Diop’s At Night All Blood is Black was described by the British poet George Szirtes, the 2015 International Booker winner and current International Booker judge, as “savage, wonderful, perceptive, unforgettable. Meanwhile, talking to the New York Times Diop said, “This powerful meditation on the French colonial experience was an attempt to use literature to “mov[e] people before they turn to rational explanations of history.” Adding a comment of their own the New York Times revealed,”More than a century after World War One, a great new African writer is asking these questions in a spare yet extraordinary novel about this bloody stain on human history,”

The Star Tribune summed up the book by saying “Though short, it is an impressive, propulsive read, one that searingly evokes the terrors of trench warfare, the relentless loss of life, and the irreparable damage inflicted on the human soul.”

Hughes-Hallett too, acknowledging the violence in the book said that she hoped the violence would not put off prospective readers. “You can read the last act of King Lear when the bodies are piling up on stage and still be responding not just to the horror but the great beauty of the language,” she said.

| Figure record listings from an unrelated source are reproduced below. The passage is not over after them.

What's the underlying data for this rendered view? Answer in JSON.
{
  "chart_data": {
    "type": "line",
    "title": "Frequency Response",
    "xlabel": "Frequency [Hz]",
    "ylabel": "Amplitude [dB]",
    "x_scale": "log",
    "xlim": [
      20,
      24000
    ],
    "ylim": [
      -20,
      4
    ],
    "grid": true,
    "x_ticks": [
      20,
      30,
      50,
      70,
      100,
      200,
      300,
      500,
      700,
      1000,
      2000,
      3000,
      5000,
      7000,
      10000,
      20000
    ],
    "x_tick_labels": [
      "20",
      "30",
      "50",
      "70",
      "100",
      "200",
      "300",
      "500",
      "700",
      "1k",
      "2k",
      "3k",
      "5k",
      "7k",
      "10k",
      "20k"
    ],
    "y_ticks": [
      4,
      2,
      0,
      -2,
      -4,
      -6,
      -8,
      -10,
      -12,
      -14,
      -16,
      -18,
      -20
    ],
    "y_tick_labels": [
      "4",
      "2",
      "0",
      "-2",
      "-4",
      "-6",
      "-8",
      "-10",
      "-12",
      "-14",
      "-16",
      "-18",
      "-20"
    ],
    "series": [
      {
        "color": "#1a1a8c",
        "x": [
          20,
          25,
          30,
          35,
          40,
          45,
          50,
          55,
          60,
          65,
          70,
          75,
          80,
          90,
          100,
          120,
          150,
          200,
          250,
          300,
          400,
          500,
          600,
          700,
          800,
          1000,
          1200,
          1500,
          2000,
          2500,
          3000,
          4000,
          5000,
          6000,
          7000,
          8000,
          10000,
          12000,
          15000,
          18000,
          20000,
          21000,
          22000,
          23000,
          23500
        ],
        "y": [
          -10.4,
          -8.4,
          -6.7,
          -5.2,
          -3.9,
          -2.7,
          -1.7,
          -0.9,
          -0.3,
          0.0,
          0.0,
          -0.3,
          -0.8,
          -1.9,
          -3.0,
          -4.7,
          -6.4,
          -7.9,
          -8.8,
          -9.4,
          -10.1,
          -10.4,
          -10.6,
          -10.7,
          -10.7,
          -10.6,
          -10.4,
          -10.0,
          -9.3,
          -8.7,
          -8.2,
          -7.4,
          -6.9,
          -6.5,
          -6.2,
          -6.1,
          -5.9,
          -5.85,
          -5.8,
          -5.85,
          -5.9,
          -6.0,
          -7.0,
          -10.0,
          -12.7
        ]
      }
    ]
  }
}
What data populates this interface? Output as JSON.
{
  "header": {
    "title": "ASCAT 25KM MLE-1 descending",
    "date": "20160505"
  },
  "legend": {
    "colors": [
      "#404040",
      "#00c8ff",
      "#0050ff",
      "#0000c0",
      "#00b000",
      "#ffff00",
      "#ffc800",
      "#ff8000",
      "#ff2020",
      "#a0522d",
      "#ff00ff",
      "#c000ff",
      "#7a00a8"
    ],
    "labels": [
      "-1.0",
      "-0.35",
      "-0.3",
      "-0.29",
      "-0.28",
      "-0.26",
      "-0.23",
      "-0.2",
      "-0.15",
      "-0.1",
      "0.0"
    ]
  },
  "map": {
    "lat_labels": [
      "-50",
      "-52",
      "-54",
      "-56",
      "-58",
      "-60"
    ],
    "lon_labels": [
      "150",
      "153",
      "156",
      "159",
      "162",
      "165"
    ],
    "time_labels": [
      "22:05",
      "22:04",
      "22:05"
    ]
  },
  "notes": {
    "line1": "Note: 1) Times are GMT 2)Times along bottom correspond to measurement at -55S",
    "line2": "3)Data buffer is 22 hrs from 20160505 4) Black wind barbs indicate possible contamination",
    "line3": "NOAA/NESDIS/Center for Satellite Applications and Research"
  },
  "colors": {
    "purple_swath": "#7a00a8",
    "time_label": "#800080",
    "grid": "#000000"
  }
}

“This book does what the best poetry does, entering the reader’s consciousness at a level that bypasses rationality and transcends the subject matter. So yes indeed, you are reading about horrible mutilations and a soldier going mad … but all the same, the whole tragedy relies on this dichotomy, of the awfulness of what you are being told and the beauty of how it is being expressed. So there is a great deal of pleasure to be had from this novel.” Though tastes may differ, I would rather not immerse myself in such a blood-bath just for the beauty of the language that cloaks horrible mutilations, especially when it refers to an event that took place long before any of us were born.

It also remains to be said, that when the Booker announced, “All the judges read all the 123 books written in dozens of languages entered for this year’s prize before a shortlist of six was announced in April,” they do not mention whether they read the original text of the translated books too. If they do not know what the original author wrote, can their decision, based solely on the translated text which might be totally different from what the original author said, and which might be ‘domesticated’ to borrow Lawrence Venuti’s term to match the views of English readers be crowned as the best translation, 2021? Over to you, Hughes-Hallett.